Thanks that is helpful, I am planning on making a visit to my doctor but I don’t have much money to afford it. An diagnostic ultra sound to see if there is damage would be good to know. But until then based on my symptoms and not feeling more issues to the injury from my workouts so far. I just wonder if its the best idea and safe to work around the place where I hurt myself, since it hasn’t made it feel worse and got better relatively quickly.

The reason I am overthinking things more is because of the difference in my muscle separation and indentation where I had the pull. If that means I tore stuff up enough to cause that visual change I feel like it would be better to lay off and make sure I don’t make things worse. I don’t know if it could have been something that was there before from my clavicle being more prominent on the left and general asymmetry though. I only noticed the difference after I pulled it because I kept trying to check for inflammation.


#6

If you can do something without pain, weakness or instability then you’re probably all good. If you wanna be super safe fair enough just train legs everyday and get disproportionately huge and thicc.

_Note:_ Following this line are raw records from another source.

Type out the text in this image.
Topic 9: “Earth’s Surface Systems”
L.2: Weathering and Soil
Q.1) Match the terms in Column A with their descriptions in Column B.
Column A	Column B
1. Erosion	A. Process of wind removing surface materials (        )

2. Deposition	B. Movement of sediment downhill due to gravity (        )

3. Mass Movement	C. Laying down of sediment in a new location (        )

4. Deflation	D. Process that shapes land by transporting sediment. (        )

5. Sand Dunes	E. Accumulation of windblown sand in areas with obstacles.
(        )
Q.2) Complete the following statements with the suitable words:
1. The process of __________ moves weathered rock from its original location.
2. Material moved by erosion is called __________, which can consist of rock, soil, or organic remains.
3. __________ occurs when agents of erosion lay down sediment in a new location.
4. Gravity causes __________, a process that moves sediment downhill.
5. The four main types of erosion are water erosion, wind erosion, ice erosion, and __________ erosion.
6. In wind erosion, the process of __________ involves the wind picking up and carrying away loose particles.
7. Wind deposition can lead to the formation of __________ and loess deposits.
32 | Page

Still haven’t read ur block of text but it may be worthwhile considering differential diagnoses especially for common shoulder injuries. A quick google and YouTube can find you some simple tests that you can perform yourself or with help from someone else.

e.g. Impingement, Instability, and AC Joint Injury


#7

That makes sense. I don’t want to be extremely cautious if it doesn’t feel like I am doing anything to make things worse. If I take off for extended periods of time every time I have an ache or pain I feel like I won’t ever grow much lol. Yeah, I have looked into a fitness chanel on YouTube called Athlean X which has helped me to do alternative exercises around injuries when they do happen, as well as awesome things for rehabilitation, flexibility, and mobility training. I also read a lot of Eric Cressey’s articles and suggestions from t-nation. This was all before I pulled whatever I did a few weeks ago too.